Barbers in several cities have reported waves of teen-age boys and men in their 20s coming in to get the "Alcindo," a cut that imitates the receding hairline and flowing rear tresses of the Brazilian who is the league's leading scorer.

Several high schools have caved in and let boys graduate despite their Alcindo haircuts, which blatantly violate the usual strict school dress codes.

The first soccer bar, the J-Club, opened in Tokyo's Shibuya night life district last month and has fans lined up outside the door every time there's a league game on television.

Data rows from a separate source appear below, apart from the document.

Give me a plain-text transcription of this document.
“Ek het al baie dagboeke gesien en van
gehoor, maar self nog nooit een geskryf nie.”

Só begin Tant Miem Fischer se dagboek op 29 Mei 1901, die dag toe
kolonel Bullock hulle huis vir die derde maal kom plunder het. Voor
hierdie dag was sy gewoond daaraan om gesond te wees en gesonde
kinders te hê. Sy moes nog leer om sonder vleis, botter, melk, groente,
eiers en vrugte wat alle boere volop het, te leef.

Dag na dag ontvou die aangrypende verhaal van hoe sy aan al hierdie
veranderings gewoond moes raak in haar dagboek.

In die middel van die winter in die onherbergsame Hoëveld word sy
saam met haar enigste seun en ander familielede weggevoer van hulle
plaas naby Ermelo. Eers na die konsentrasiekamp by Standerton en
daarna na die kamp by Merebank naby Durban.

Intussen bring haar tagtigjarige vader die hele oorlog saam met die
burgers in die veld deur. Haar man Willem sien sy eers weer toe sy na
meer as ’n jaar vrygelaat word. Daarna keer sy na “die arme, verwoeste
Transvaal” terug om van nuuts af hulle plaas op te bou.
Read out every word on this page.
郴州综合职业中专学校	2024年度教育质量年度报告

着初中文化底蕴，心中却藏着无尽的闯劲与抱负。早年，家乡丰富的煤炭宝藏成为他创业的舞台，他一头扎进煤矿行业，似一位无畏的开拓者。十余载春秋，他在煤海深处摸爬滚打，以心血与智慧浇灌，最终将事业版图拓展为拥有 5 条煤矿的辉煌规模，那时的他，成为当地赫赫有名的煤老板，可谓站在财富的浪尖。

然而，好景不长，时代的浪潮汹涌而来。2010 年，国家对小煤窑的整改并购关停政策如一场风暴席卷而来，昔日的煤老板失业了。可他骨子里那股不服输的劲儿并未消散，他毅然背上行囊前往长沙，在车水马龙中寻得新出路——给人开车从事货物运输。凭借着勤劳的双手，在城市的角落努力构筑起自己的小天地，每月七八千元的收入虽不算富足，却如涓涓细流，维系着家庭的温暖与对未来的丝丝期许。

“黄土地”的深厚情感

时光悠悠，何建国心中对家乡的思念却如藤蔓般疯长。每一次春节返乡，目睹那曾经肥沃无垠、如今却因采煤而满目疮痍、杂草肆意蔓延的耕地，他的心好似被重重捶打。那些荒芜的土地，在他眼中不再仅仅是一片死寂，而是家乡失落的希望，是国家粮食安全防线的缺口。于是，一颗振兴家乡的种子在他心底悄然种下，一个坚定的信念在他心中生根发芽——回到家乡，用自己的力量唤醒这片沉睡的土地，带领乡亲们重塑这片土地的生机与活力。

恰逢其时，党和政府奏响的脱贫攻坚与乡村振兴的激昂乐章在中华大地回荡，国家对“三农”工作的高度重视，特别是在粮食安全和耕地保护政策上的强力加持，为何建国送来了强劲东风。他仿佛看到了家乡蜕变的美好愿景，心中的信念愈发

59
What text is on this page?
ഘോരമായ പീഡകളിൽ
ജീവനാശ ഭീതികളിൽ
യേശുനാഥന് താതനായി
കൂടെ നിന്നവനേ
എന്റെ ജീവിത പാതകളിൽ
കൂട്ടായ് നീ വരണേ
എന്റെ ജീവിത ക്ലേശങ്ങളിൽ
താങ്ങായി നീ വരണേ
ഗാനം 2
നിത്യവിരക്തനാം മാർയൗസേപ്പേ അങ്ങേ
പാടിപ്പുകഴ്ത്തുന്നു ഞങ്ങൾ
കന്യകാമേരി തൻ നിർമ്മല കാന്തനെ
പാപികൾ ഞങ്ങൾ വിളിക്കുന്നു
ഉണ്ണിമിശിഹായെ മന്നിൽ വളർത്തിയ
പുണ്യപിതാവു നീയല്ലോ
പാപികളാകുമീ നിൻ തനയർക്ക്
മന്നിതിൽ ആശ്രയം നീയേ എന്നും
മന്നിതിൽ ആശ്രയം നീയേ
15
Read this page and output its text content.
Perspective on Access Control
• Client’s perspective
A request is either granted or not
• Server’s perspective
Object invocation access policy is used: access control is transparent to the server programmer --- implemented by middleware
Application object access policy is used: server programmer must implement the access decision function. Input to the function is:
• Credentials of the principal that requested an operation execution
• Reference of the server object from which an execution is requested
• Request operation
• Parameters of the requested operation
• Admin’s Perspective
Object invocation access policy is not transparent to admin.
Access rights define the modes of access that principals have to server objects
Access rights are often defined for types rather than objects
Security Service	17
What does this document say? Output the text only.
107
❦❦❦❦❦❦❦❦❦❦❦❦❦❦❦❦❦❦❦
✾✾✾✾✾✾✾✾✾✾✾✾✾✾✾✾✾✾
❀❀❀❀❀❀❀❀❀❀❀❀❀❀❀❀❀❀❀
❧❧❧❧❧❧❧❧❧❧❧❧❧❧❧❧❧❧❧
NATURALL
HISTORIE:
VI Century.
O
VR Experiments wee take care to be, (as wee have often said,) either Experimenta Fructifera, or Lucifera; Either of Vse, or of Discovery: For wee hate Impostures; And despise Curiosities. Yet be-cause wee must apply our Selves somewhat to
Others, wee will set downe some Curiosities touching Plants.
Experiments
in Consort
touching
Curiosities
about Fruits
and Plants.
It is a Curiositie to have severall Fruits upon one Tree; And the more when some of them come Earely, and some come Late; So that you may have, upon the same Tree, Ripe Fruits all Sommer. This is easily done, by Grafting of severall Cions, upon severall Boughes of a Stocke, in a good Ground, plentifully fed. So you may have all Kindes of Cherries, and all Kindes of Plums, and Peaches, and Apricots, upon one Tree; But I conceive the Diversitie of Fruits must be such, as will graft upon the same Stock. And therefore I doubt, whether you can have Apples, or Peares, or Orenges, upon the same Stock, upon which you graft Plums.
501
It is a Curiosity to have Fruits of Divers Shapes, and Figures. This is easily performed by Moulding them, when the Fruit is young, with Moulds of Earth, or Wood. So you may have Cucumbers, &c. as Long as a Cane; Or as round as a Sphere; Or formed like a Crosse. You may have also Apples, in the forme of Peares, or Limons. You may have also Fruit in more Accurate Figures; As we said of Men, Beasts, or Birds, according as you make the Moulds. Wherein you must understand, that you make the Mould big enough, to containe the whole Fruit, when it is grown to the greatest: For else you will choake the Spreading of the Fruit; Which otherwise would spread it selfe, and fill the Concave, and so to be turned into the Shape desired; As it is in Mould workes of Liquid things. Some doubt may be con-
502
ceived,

Its offerings include Brazilian sausages and cocktails in team colors.

Sony Creative, the company that has the license for official J-League products, reports that team flags, at $6 a copy, are the fastest-moving item.

Whether the sport is baseball, soccer or American football, in Japan thousands of fans always feel obliged to show up carrying team flags to wave as they join in organized cheers.

Close behind team flags are $24 team caps and an item scarcely known in Japan before the J-League, the bright-colored misanaga wrist beads that originated in Brazil and Argentina. They cost about $7.

Now, if the J-League can only figure out the rest of its first-year schedule.

The season's first stage was played in a grueling nine weeks, followed by an all-star game.

The second stage, leading to championship playoffs, began this month and, after a break for the World Cup qualifying rounds, will continue at least into November, more likely into December or perhaps January.

With other tournaments, including the Emperor's Cup, scheduled for late fall, the J-League has little choice but to put its fans on hold at least once more.